Mary Ellen Mangold is the supervisor of the State Education Department's Employer/Employee Relations Unit, and specializes in supervising 3020-a hearings. She worked with the district throughout this case, and describes it as an "unusually long" one.

"There's a lot of reasons why it took as long as it did," said Mangold. "The law is in place, but it has a lot to do with attorneys, cancellations and postponements. The parties filed their briefs late, and then both filed response briefs a couple of months after the hearings ended."

School district attorney Hank Sobota said he filed a number of complaints with the State Department of Education about the length of time it was taking to move the process along.

"On November 8, 2000, when I filed one complaint, we were having 2.6 average hearing days per month. On April 12, 2001, I filed another report, and by then we were only having 1.5 hearing days per month. If the state is going to have a procedure under a statute requiring consecutive days, the state ought to get more hearing officers to adhere to the statutory timetable."

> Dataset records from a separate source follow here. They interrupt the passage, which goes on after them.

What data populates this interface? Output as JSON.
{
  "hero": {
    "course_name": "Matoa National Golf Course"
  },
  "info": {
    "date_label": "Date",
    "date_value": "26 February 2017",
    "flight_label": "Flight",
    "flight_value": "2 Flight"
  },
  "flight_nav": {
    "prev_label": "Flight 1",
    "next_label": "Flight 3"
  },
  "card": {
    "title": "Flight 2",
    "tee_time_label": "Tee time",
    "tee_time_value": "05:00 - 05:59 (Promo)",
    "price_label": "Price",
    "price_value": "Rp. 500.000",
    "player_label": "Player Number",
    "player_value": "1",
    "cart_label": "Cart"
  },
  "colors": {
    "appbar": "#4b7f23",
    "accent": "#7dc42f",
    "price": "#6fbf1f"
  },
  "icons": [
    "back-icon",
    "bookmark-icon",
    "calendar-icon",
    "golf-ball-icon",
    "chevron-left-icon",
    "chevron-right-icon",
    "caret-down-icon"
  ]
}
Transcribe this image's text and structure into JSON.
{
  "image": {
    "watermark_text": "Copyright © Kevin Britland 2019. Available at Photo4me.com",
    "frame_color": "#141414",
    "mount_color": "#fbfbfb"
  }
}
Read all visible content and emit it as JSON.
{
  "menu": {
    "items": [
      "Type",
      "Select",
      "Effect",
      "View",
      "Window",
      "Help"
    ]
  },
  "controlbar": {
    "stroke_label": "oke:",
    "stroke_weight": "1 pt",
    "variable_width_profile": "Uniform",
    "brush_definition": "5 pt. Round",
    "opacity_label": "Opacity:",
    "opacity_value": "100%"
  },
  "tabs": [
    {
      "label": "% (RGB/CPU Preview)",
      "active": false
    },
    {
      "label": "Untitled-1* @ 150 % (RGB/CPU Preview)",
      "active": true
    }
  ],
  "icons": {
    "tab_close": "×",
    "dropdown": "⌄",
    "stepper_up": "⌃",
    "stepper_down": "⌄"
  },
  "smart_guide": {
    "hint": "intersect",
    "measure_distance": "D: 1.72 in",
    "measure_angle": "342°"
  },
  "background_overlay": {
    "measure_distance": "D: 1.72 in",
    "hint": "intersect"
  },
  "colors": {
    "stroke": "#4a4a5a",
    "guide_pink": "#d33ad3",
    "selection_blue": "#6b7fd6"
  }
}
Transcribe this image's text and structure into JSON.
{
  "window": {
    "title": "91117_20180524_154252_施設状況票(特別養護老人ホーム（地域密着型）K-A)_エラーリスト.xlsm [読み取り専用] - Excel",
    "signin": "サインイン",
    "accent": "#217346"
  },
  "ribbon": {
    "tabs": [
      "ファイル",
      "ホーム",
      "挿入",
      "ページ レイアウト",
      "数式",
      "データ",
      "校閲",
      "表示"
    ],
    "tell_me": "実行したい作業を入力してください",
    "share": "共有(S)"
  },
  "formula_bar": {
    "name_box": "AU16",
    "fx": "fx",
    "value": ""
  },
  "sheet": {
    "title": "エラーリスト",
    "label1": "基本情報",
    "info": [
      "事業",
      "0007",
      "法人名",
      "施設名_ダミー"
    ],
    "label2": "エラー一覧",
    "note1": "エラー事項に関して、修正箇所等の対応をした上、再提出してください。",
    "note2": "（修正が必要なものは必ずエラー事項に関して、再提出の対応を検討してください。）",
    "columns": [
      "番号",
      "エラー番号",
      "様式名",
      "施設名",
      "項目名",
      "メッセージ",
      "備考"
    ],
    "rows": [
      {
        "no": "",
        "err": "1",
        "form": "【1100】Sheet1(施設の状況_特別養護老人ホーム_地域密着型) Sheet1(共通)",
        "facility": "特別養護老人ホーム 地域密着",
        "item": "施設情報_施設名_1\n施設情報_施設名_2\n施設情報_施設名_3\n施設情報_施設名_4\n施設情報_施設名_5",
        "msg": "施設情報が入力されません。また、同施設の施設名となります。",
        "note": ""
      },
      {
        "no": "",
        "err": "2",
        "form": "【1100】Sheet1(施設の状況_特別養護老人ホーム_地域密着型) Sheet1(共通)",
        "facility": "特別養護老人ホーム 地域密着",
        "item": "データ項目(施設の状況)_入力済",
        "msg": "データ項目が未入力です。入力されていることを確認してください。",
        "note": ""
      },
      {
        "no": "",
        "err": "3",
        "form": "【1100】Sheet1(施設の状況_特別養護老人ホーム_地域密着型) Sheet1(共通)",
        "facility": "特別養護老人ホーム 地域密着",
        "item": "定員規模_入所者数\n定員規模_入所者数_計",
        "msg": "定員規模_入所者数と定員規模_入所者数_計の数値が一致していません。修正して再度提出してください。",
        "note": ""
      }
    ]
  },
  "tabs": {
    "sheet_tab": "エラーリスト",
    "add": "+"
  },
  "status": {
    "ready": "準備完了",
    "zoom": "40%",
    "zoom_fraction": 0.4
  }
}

"At one point, towards the end, two months passed between hearing days," Sobota said.

The school can appeal the decision on limited grounds, but such appeals are very difficult to win, Sobota said.

Mangold said the 3020-a disciplinary hearing process was revised in 1994. The major change was that the state commissioner on education was eliminated as an avenue of appeal.

"From what I understand, the 3020-a process has been revamped," said Branigan. "I'd hate to see what it was like before. It's ridiculous. It's unfair. It's time consuming and expensive."

Sobota and Lynn Green, attorneys for the district, planned to meet with the board in executive session Wednesday night to discuss the board's options. They must adhere to the hearing officer's ruling, Sobota said, within fifteen days. In addition to three months suspension without pay, Pearlman will be given continued counseling.

"Section 913 of the State Education Law does authorize a Board of Education to direct any employee to undergo a physical or mental examination as it deems necessary for job performance," Sobota said.

Pearlman's attorney, Louis Patack, said, "I get angry when I hear people say what if he gets depressed again. So what? He's being treated. There's still a terrible prejudice out there against mental illness."

McPhail and district business manager James Collison are in the process of determining the costs incurred by the district during the process.

Patack said he wouldn't be surprised if the school had spent $300,000 on the disciplinary procedure, but McPhail said this number seems inflated. He said that if the school had wanted to settle the matter more expeditiously, a result similar to the eventual compromise ruling could have been agreed to months ago.

"Through the process, there were always offers and counter-offers," Branigan said. "But the offers they made were not acceptable."

Branigan said she encourages members of the community to speak their mind.

Hearing officer Ronald Kowalski in his decision stated that Pearlman "is a 10-year employee of the district with a good work record and has clearly contributed in a positive way to the lives of many of the students. He has no prior discipline. While these proceedings have been long, difficult and at times emotional, there are no grounds for termination and the parties are professionals and can continue to work together.